On the sand since 1868
The Laytown Strand Races
The first recorded Laytown meeting was in 1868, run on the strand alongside the Boyne Regatta: a rowing race on the high tide, then horse racing once the water fell back. For decades it was an occasional sideshow, run only when the tides obliged, and local lore has it the parish priest and the Bishop of Meath were against it. It survived to become the only beach in Europe where horse races are still run under the Rules of Racing. The course is a near-level straight marked out on the sand as the tide recedes; six flat races are run, and the whole meeting must finish before the sea returns and erases the track. Charles Stewart Parnell was among the early stewards, and an 1875 card once included penny-farthing bicycle races along the strand. A serious accident in 1994 led to a redesign of the course and tighter safety since. It still falls in September, and the railway still empties race-goers onto the platform the way it did in the 1800s.

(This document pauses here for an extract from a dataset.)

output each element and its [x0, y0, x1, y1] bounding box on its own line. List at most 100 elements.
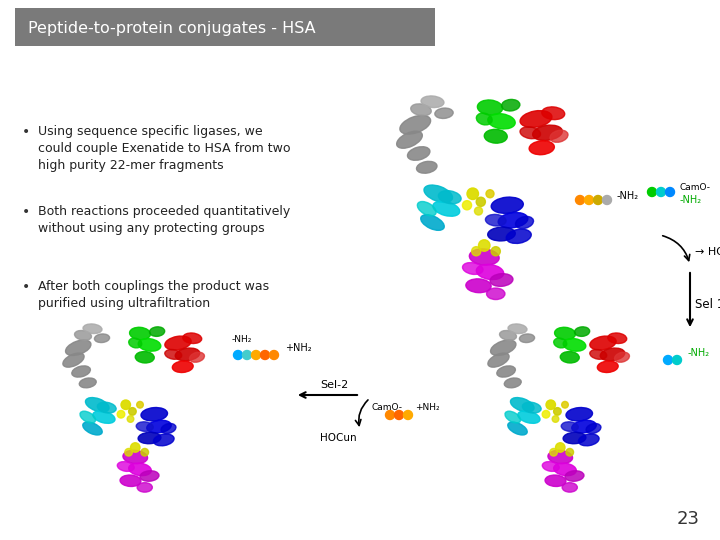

An old settlement above the estuary
The Rath at Ninch and Sonairte
On the high ground above the Nanny estuary stands an ancient earthwork known as the Rath, a protected national monument. Excavations from the late 1970s onward turned up Iron Age burials, and a dig around 2000 found early-Christian graves, Bronze Age features and a Norse-Gaelic ring pin, evidence the place was lived in for well over a thousand years and raided from the sea along the way. The site now belongs to Sonairte, the National Ecology Centre, a charity running an organic walled garden, a river walk and nature trail, a small cafe and an eco shop. It is the one heritage stop in the village that you can actually walk into, and the combination - Iron Age mound under an organic garden - is the sort of layering this coast specialises in.

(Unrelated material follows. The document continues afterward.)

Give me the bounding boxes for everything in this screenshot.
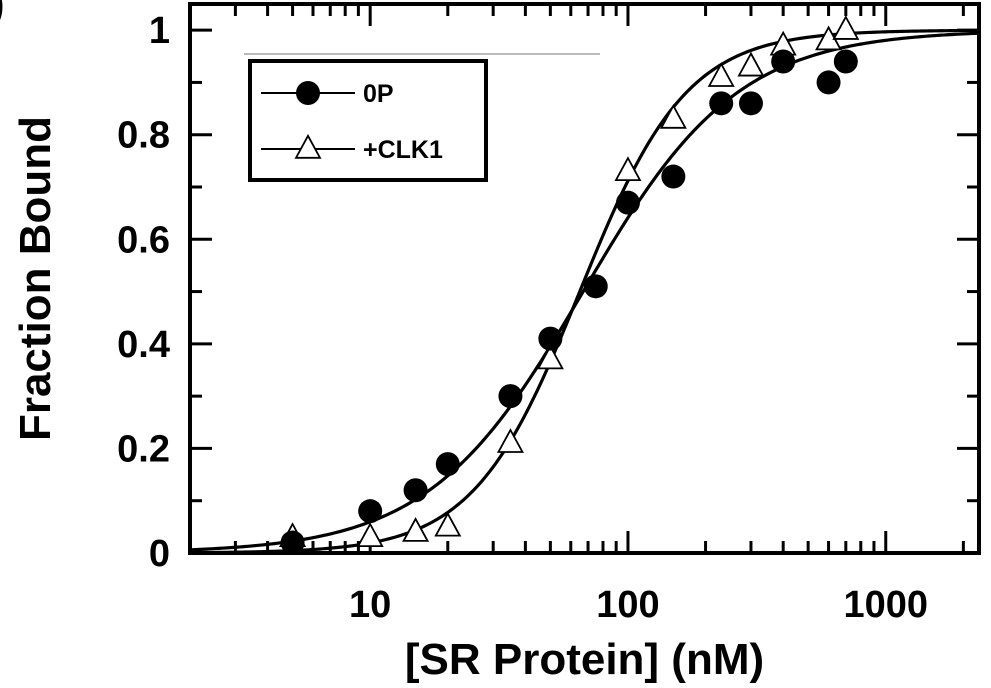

Folklore and smuggling on the Nanny
The cursed river and the coastguard cottage
The River Nanny made Laytown a crossing and a fishing point, and it carries its own legend: St Patrick is said to have cursed it, which is why tradition holds no salmon will run it. St Patrick's Well sits on the riverbank, said locally to be a site of early communal baptisms, though it stands on private land with limited access. Down on the shore is Nanny Water Cottage, a coastguard structure put up well over two centuries ago to fight the smuggling that worked the Irish Sea in the eighteenth and early nineteenth centuries. It still stands. The Church of the Sacred Heart in the village keeps a nineteenth-century front grafted onto a circular building rebuilt in the 1970s, with a tall window over the door - a strange, honest piece of its decade.